Vittel Nestlé - Le procès

Vittel (88) |

Le procès pour prise illégale d’intérêt dans l’affaire de Vittel s’est déroulé le 15 septembre au tribunal correctionnel de Nancy. Derrière l’ex-élue sacrifiée et une association-officine de Nestlé plutôt épargnée, c’est une caste politique au service de Nestlé qui se trouve mise à mal avec cette affaire. Pour les défenseuses et défenseurs de l’eau, la lutte continue !

A Vittel, la nappe qui approvisionne les habitants en eau potable est menacée d’épuisement, principalement à cause de Nestlé qui prélève aussi dans cette nappe pour ses bouteilles VITTEL export. Depuis 2010, un « schéma d’aménagement et de gestion de l’eau » est en cours d’élaboration pour tenter de résoudre ce grave problème. En 2016, une première « solution » avait consisté à construire un pipeline. Fin 2019, ce projet insensé a été abandonné par l’Etat sous la pression du Collectif Eau 88.

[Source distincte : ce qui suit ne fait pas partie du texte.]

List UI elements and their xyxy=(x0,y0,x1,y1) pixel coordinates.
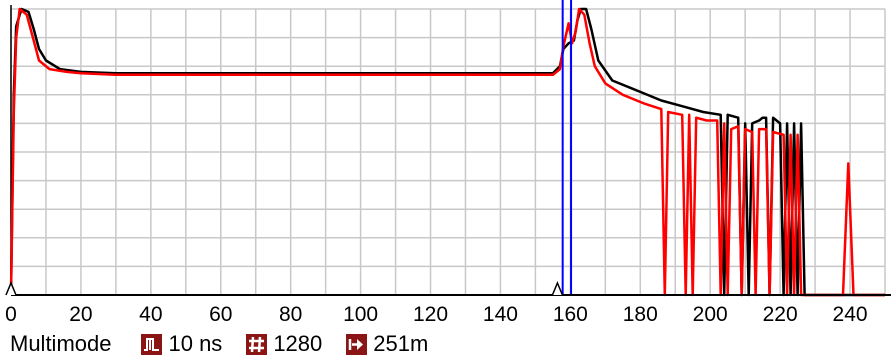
range-arrow-icon xyxy=(346,333,368,355)
range-value: 251m xyxy=(373,331,429,356)
marker-start-icon xyxy=(5,281,17,296)
x-tick-label: 0 xyxy=(5,303,17,325)
trace-plot[interactable]: 0 20 40 60 80 100 120 140 160 180 200 220 240 xyxy=(0,0,891,325)
cursors[interactable] xyxy=(561,0,573,295)
x-tick-label: 80 xyxy=(279,303,302,325)
x-tick-label: 160 xyxy=(553,303,588,325)
trace-red xyxy=(9,7,885,297)
status-bar: Multimode 10 ns 1280 251m xyxy=(10,330,452,358)
x-tick-label: 20 xyxy=(69,303,92,325)
x-tick-label: 100 xyxy=(343,303,378,325)
pulse-width-icon xyxy=(141,333,163,355)
x-tick-label: 40 xyxy=(139,303,162,325)
averages-hash-icon xyxy=(246,333,268,355)
x-tick-label: 180 xyxy=(623,303,658,325)
x-tick-label: 220 xyxy=(763,303,798,325)
x-tick-label: 200 xyxy=(693,303,728,325)
mode-label: Multimode xyxy=(10,331,112,356)
x-tick-label: 60 xyxy=(209,303,232,325)
averages-item[interactable]: 1280 xyxy=(246,331,322,357)
averages-value: 1280 xyxy=(273,331,323,356)
x-tick-labels: 0 20 40 60 80 100 120 140 160 180 200 220 240 xyxy=(5,303,867,325)
x-tick-label: 140 xyxy=(483,303,518,325)
range-item[interactable]: 251m xyxy=(346,331,428,357)
marker-event-icon xyxy=(551,281,564,296)
traces xyxy=(9,7,885,297)
x-tick-label: 240 xyxy=(833,303,868,325)
pulse-width-value: 10 ns xyxy=(168,331,223,356)
pulse-width-item[interactable]: 10 ns xyxy=(141,331,222,357)
trace-black xyxy=(9,7,885,297)
trace-chart[interactable]: 0 20 40 60 80 100 120 140 160 180 200 220 240 xyxy=(0,0,891,325)
markers xyxy=(5,281,564,296)
x-tick-label: 120 xyxy=(413,303,448,325)
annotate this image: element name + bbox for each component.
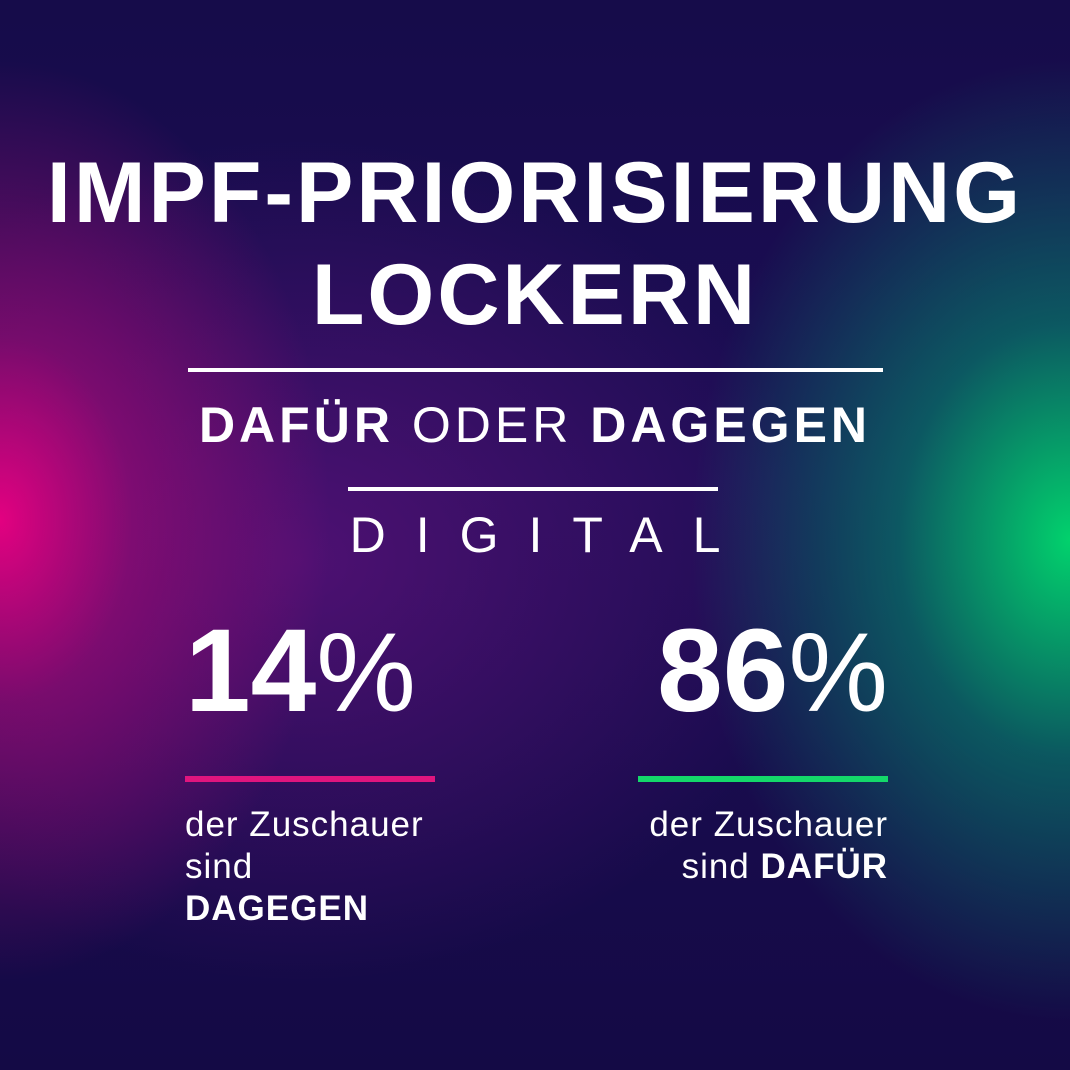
stat-against-caption-prefix: sind bbox=[185, 847, 254, 886]
stat-for-caption-emphasis: DAFÜR bbox=[760, 847, 888, 886]
stat-against-number: 14 bbox=[185, 605, 317, 737]
stat-against-accent-bar bbox=[185, 776, 435, 782]
stat-for-caption-line1: der Zuschauer bbox=[649, 805, 888, 844]
subtitle-dafuer: DAFÜR bbox=[198, 397, 394, 453]
stat-for-caption-prefix: sind bbox=[681, 847, 750, 886]
stat-against-caption-emphasis: DAGEGEN bbox=[185, 889, 369, 928]
headline-line-1: IMPF-PRIORISIERUNG bbox=[46, 145, 1024, 241]
divider-top bbox=[188, 368, 883, 372]
stat-for: 86% der Zuschauer sind DAFÜR bbox=[628, 612, 888, 888]
stat-for-number: 86 bbox=[657, 605, 789, 737]
stat-for-percentage: 86% bbox=[628, 612, 888, 730]
stat-for-caption: der Zuschauer sind DAFÜR bbox=[628, 804, 888, 888]
stat-for-accent-bar bbox=[638, 776, 888, 782]
stat-against-percentage: 14% bbox=[185, 612, 445, 730]
subtitle-oder: ODER bbox=[411, 397, 573, 453]
stat-for-caption-line2: sind DAFÜR bbox=[628, 846, 888, 888]
stat-for-percent-sign: % bbox=[788, 610, 888, 735]
headline-line-2: LOCKERN bbox=[311, 247, 759, 343]
subtitle-dagegen: DAGEGEN bbox=[590, 397, 872, 453]
subtitle: DAFÜR ODER DAGEGEN bbox=[0, 400, 1070, 450]
divider-middle bbox=[348, 487, 718, 491]
brand-digital: DIGITAL bbox=[349, 507, 751, 563]
stat-against-caption-line1: der Zuschauer bbox=[185, 805, 424, 844]
stat-against-caption-line2: sind DAGEGEN bbox=[185, 846, 445, 930]
stat-against-percent-sign: % bbox=[316, 610, 416, 735]
stat-against: 14% der Zuschauer sind DAGEGEN bbox=[185, 612, 445, 930]
stat-against-caption: der Zuschauer sind DAGEGEN bbox=[185, 804, 445, 930]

Toute cette histoire, vous pouvez la retrouver dans les précédents articles parus dans Manif’Est et dans ces deux vidéos du Collectif Eau et de L’eau qui mord datées de 2019 (ou sur YouTube) et de 2021 (ou sur YouTube).

Le conflit d’intérêt

De 2012 à 2016, une élue, Claudie Pruvost, alors Adjointe au Maire de Vittel et Conseillère départementale, a présidé la Commission locale de l’eau (la CLE), instance de pilotage du schéma de l’eau.

Elle a sous-traité l’essentiel de sa mission à une association de Vittel, « La Vigie de l’Eau ».
Il se trouve que la Vigie avait été financée largement par Nestlé avec « 300 000 euros à sa création et le paiement de prestations dans son fonctionnement habituel ». Et qu’elle était présidée par Bernard Pruvost, époux de Claudie et cadre dirigeant chez Nestlé.
Les « solutions » proposées par Claudie Pruvost et La Vigie étaient toutes en faveur des intérêts privés de Nestlé et non de l’intérêt général.

C’est en 2016 que le Collectif Eau 88 a découvert ce conflit d’intérêt majeur. ANTICOR a déposé un signalement auprès du Procureur d’Epinal qui a lancé une enquête préliminaire.
En 2018, l’enquête a été transférée au Tribunal de Nancy, car la Vice-Présidente du Tribunal d’Epinal n’était autre que l’épouse du Directeur de l’usine Nestlé Waters de Vittel…
Fin 2019, on nous a annoncé que le procès était imminent.
Celui-ci a été programmé fin 2020 seulement et reporté à septembre 2021 au motif de l’absence de Claudie Pruvost et de son avocat.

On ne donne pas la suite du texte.